Pada awal musim 2015/2016, Dean Hoyle, chairman dari sebuah kesebelasan Divisi Championship Inggris, Huddersfield Town, merekrut orang yang ia anggap "seseorang yang tidak dikenal dan gila" dari Jerman untuk mengisi posisi manajer Huddersfield. Sekarang, orang "tak dikenal dan gila" itulah yang mengantar Huddersfield naik level ke Liga Primer Inggris musim depan. Ia adalah David Wagner.
Jika kita menarik waktu ke masa-masa akhir 2015 menjelang awal 2016, pada masa itu Huddersfield tengah berada di dalam kesuraman. Manajer sebelumnya, Chris Powell, tidak sanggup mengangkat penampilan dari The Terriers yang bercokol di papan bawah klasemen Divisi Championship. Merasa tidak ada peningkatan, manajemen Huddersfield pun memecat Powell, dan menggantinya dengan Wagner.
Pada awal kedatangannya, Dean menganggap Wagner ini adalah sosok yang "tak terkenal dan gila". Tapi, justru "kegilaan" Wagner-lah yang membuatnya dikenal seantero Yorkshire, bahkan sampai dikenal seantero Inggris Raya.

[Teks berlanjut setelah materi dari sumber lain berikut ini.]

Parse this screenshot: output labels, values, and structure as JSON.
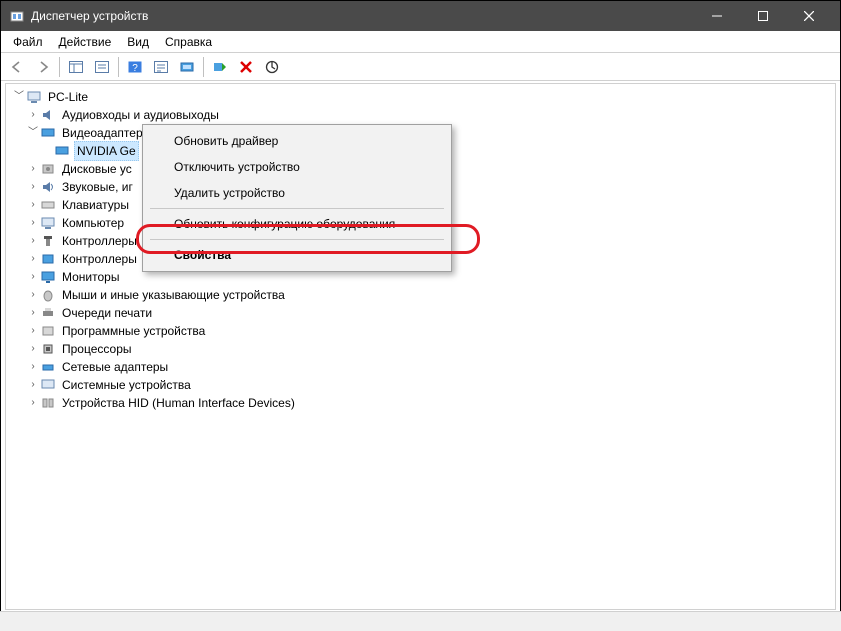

Sempat tidak cemerlang di awal kedatangan
Mulai menangani Huddersfield pada November 2015, pelatih asal Jerman ini tidak langsung serta merta mengangkat penampilan The Terriers yang kala itu masih terpuruk. Ia sempat tidak cemerlang pada awal kedatangan, dan pada akhirnya hanya sanggup mengantarkan Huddersfield finis di posisi 19 (dari 24) klasemen pada akhir kompetisi Divisi Championship 2015/2016.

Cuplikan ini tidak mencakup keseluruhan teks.